Thinker, The
by Ian Hook
Atlantis Software Ltd
Crash Issue 15, April 1985   (1985-03-28)   page(s) 12,13

The Thinker is a sliding block puzzle but comes complete with a warning from the publisher, 'If you value your sanity, don't buy this game it makes Rubik's Cube look simple'. Having failed to crack Rubik's Cube, my front door AND The Thinker, I really don't feel qualified to make comparisons.

On loading, the user is asked to select a level of difficulty from 1 to 5. After you have answered the prompt, the game board is drawn. You are confronted with a large square outline, at the bottom of which there is a gap about two thirds the width of the square's side.
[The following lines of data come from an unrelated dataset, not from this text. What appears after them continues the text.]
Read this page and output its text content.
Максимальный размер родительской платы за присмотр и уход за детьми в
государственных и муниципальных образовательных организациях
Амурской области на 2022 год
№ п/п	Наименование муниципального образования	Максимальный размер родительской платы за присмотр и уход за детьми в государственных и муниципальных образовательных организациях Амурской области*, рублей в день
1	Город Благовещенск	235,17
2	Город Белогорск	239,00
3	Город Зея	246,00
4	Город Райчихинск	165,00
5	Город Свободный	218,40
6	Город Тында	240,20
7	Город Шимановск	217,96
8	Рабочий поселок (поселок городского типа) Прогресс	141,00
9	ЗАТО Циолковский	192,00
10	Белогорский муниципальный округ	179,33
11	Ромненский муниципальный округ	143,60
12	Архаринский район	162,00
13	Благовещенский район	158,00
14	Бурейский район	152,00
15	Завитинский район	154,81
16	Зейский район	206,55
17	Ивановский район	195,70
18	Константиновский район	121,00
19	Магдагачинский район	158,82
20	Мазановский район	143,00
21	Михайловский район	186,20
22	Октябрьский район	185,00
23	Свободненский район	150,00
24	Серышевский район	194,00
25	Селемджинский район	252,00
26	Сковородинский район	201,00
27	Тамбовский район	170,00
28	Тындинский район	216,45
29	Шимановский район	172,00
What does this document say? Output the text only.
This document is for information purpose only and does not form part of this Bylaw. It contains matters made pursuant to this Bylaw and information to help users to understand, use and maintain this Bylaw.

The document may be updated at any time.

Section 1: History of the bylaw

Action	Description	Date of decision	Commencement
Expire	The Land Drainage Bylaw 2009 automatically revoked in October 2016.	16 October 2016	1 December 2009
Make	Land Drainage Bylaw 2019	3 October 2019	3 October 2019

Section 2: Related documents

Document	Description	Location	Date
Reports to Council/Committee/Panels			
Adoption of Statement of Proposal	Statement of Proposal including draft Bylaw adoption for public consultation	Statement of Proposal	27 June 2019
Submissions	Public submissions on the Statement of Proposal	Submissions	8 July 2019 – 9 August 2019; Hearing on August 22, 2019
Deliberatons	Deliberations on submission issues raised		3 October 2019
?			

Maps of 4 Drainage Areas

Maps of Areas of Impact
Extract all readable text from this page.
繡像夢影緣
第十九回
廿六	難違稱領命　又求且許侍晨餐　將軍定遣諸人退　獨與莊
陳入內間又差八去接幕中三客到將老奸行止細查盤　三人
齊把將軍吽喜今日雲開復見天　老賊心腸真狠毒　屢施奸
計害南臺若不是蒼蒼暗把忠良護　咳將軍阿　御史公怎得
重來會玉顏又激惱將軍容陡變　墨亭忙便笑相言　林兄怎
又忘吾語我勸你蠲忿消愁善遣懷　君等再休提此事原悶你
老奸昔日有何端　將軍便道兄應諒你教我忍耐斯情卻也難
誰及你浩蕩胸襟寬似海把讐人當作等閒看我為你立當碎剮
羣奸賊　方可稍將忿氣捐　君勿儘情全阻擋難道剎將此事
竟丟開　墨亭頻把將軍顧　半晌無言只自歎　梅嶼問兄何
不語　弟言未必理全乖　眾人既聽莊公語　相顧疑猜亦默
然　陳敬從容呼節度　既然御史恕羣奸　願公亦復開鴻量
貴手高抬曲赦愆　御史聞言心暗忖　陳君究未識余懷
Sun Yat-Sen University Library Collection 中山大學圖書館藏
The gap corresponds to the smaller red square positioned at the back of the box which in turn is surrounded by nine other blocks of different sizes and colours, each block being numbered. The object of the puzzle is to move the red block out to the front of the box, but to do this the other blocks have to be rearranged, within the confines of the box, to allow the red block free passage.

Sounds easy.

To move any of the blocks simply requires the user to input the number of the target block and then, by using the cursor keys, to show where you would like it moved to. Should you make an illegal move then you will receive the first of three warnings, persist and you are in for a nasty but witty shock.

Should you fail to crack The Thinker then you will be able to write to the publishers for the solution. I can confidently predict that Atlantis will be getting some extra post.

Control keys: cursors and zero to 9 (the red block number 10 is actually zero)
Joystick: cursor type
Keyboard play: simple enough and responsive
Use of colour: very simple
Graphics: very simple
Sound: loads of entry beeps, etc
Skill levels: 5

'It's always a bit difficult to know what sort of criteria to use in commenting on a game like this. Certainly the computer is ideally suited to this type of puzzle game, and in the end people who enjoy difficult puzzles will no doubt enjoy this as a computer game. A big advantage is the price, which makes it well affordable even if you are not sure whether you will like it or not. Graphically it is unexciting, as you might expect, but the moving routine is friendly enough and the puzzle provided is a great deal harder than it looks at first glance. I 'm still trying.'

'The Thinker is a slight advance on the plastic slide puzzles you had when you were little kids, the only difference being that the blocks are not just square, they are all different shapes and sizes and very difficult to move about in the right order. One thing that irritated me was the beeping, buzzing and chirping - it got on my nerves and wasn't conducive to thinking; and it slowed the game up considerably. Apart from that l found the game enjoyable, which is most unusual for me. l don 't know whether it is more difficult than Rubik's Cube, but with only one face instead of six I think it must be easier, although the time limit can become quite drastic.'

'How, you may ask, can you have a level of difficulty with a program like this? It's all rather cunning, should you be foolish enough to select the hardest IeJel, five, you are allowed very little time to decide on your move, if you take too long then the computer will force a move on you, but it will be a bad one. At the highest level your time expires after about 8 seconds, level 2, the lowest, allows you plenty of time. Since this puzzle is hard to solve at any speed (until you've done it once of course) I can't quite see the point of a time limit at all. Still, it proves to be quite a brain-teaser and therefore worth it if you like this sort of thing.'

Use of ComputerN/A
Getting Started69%
Addictive Qualities85%
Value for Money79%
Summary: General Rating: A tough puzzle.